I preferred her to scepters and thrones, and I accounted wealth as nothing in comparison with her.

Neither did I liken to her any priceless gem, because all gold is but a little sand in her sight, and silver will be accounted as clay before her.

I loved her more than health and beauty, and I chose to have her rather than light, because her radiance never ceases.

All good things came to me along with her, and in her hands uncounted wealth.



This was today's First Reading. Once I heard it, I turned next to Glo and we both agreed how sweet it was. I told her I want my husband to read this to me when we get married (HAHA). I guess at the end of the day, albeit my bad record with GOD, I am a sucker for all things divine and holy.



And as if everything was and still is a blur,

I see it so clearly.

Yet, only to find that is is not that clear after all.

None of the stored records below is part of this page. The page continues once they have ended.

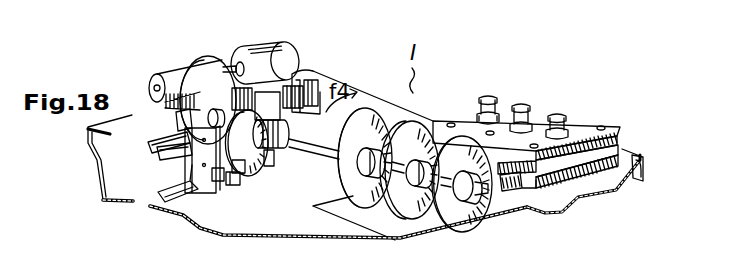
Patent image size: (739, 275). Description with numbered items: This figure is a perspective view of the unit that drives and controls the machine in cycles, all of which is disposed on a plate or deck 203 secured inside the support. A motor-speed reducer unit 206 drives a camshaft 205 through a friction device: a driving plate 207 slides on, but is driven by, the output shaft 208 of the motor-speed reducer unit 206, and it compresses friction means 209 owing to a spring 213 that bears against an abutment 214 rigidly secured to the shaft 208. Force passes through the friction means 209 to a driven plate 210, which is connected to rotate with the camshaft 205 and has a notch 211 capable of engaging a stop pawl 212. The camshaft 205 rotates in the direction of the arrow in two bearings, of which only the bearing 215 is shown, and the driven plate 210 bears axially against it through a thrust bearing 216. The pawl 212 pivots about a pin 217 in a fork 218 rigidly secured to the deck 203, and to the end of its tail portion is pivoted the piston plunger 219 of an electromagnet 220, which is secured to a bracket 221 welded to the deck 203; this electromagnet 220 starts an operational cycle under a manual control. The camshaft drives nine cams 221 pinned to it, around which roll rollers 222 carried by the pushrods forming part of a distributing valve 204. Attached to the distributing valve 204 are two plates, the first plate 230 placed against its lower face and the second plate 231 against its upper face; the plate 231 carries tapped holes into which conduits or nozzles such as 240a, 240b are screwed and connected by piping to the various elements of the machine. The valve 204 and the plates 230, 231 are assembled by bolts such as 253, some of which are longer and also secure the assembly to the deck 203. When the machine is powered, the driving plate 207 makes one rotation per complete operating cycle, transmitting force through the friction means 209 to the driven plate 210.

The plate or deck 203 is at (382, 240).
The distributing valve 204 is at (611, 177).
The camshaft 205 is at (478, 192).
The motor-speed reducer unit 206 is at (173, 73).
The driving plate 207 is at (192, 204).
The output shaft 208 is at (212, 115).
The friction means 209 is at (193, 127).
The driven plate 210 is at (273, 90).
The notch 211 is at (258, 168).
The stop pawl 212 is at (268, 167).
The spring 213 is at (249, 82).
The abutment 214 is at (182, 118).
The bearing 215 is at (316, 109).
The thrust bearing 216 is at (305, 74).
The pin 217 is at (240, 174).
The fork 218 is at (228, 186).
The piston plunger 219 is at (217, 177).
The electromagnet 220 is at (162, 142).
The bracket / cams 221 is at (408, 122).
The rollers 222 is at (546, 204).
The first plate 230 is at (588, 176).
The second plate 231 is at (575, 118).
The conduit or nozzle 240a is at (482, 103).
The conduit or nozzle 240b is at (518, 111).
The bolt 253 is at (603, 126).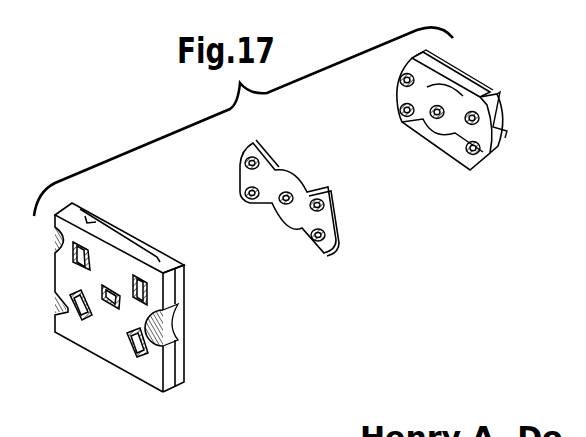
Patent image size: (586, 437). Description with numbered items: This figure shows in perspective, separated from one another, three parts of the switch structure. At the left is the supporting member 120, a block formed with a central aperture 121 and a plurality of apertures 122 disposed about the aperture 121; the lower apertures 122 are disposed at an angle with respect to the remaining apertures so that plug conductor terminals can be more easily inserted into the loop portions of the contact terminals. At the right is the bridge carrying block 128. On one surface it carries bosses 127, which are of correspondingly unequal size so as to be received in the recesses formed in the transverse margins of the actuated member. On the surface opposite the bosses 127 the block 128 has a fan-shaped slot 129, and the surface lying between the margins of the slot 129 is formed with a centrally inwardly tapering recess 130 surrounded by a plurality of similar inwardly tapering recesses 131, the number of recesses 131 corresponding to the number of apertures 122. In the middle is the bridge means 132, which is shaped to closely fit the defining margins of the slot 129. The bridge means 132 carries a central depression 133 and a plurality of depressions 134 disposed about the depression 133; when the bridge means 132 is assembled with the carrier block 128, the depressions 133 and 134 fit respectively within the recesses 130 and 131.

The supporting member 120 is at (187, 273).
The central aperture 121 is at (112, 312).
The apertures 122 is at (93, 255).
The bosses 127 is at (424, 52).
The bridge carrying block 128 is at (505, 99).
The fan-shaped slot 129 is at (472, 164).
The centrally inwardly tapering recess 130 is at (436, 118).
The inwardly tapering recesses 131 is at (402, 80).
The bridge means 132 is at (341, 233).
The central depression 133 is at (289, 195).
The depressions 134 is at (262, 158).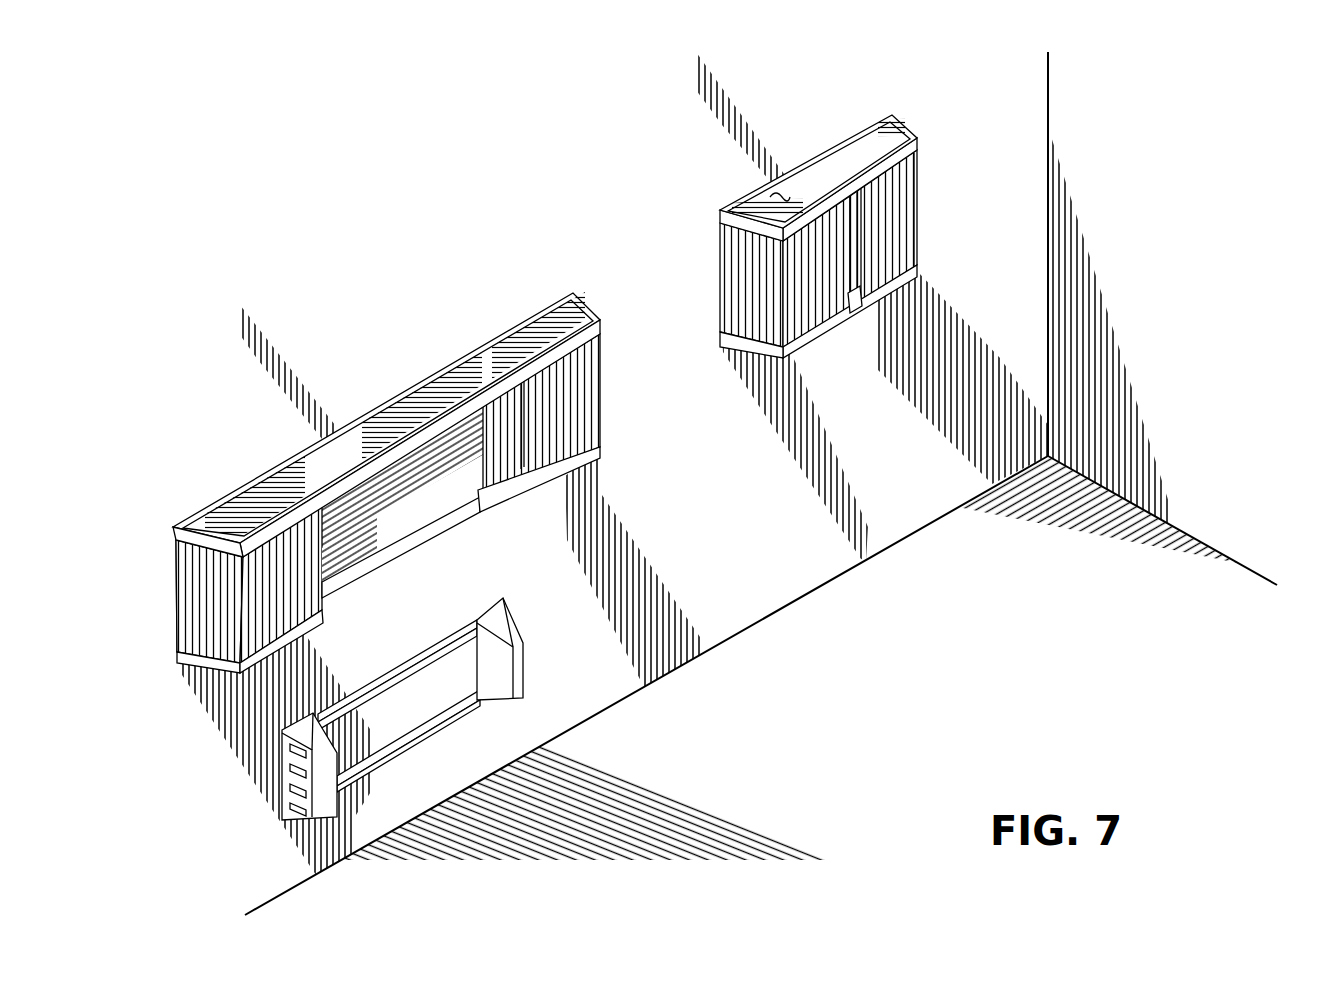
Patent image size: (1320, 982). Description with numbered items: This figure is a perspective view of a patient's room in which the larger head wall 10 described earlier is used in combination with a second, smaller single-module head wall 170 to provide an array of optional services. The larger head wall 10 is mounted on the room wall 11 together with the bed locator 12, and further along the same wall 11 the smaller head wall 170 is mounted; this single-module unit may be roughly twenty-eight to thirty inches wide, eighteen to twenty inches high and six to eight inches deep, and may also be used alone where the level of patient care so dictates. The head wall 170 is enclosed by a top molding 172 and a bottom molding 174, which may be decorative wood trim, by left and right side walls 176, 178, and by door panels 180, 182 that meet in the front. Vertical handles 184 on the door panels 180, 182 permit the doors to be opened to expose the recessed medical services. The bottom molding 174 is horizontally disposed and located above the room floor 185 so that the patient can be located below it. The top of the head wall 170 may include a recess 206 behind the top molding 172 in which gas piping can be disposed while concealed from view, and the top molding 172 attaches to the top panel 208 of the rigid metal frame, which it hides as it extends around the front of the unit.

Even after the fog has cleared,
I can still smell you.


Friday, 2 October 2009. 11:30 PM

There is nothing better than a strawberry milkshake right now.

A voice:


You know, even as I'm writing this now, I'm thinking of ways to put in in the least detrimental way.
Sometimes I guess I really am two-faced:
I'm never good with confrontation, though I prefer a confrontation as means of clarification with a person, ironically. Given the former fact, I should evidently refrain from any rash upfront speaking, yet I usually give chase and do so.
Confrontation usually ends up in a mish-mash of verbal nonsense on my part because I usually cannot thinking coherently on the spot and when I'm nervous.
Other common occurances would include an outburst of uncontrollable tears and a wave of the white flag.
And as I leave from the scene, I find myself breathing easy within half an hour (well, mostly depending on the severity of the situation). It's like this inbuilt personality change, that tells myself I can mop no longer than a stipulated period of time lest I die from bursting aterial walls.
I wonder if in my entire life so far, if I have done more right or wrong.

You know, sometimes I feel like I have no self respect for myself. And that in it's entirety, is ridiculously unacceptable.


Sunday, 27 September 2009. 10:26 PM

A wonderful weekend!

F1 Singapore 2009:


Mr Yeoh had free tickets to the F1 this year. I wasn't too interested in the race itself but more that I could spend time with him. He seems to be busier near his ORD. Le sighs.
The afternoon was hot, stuffy and boring. Night time brought a different air of excitement and curiosity. Our grandstand seats were close, but my ears almost died even with the ear plugs. And all I saw was ZOOM, ZOOM....ZOOM! And off they went only to reappear in seconds.
So we both trooped to picnic at the grass patch in front of the Padang stage. Ah, I could hear-easy then.

Shawne's First Holy Communion! :

My dear Shawne Shawne!

Shawne's beautiful Jie Jies!
Sher. Me. Glo, Melly.

Having fun with her flower headband. Haha.

<3!

And we headed to KFC, her all time favourite!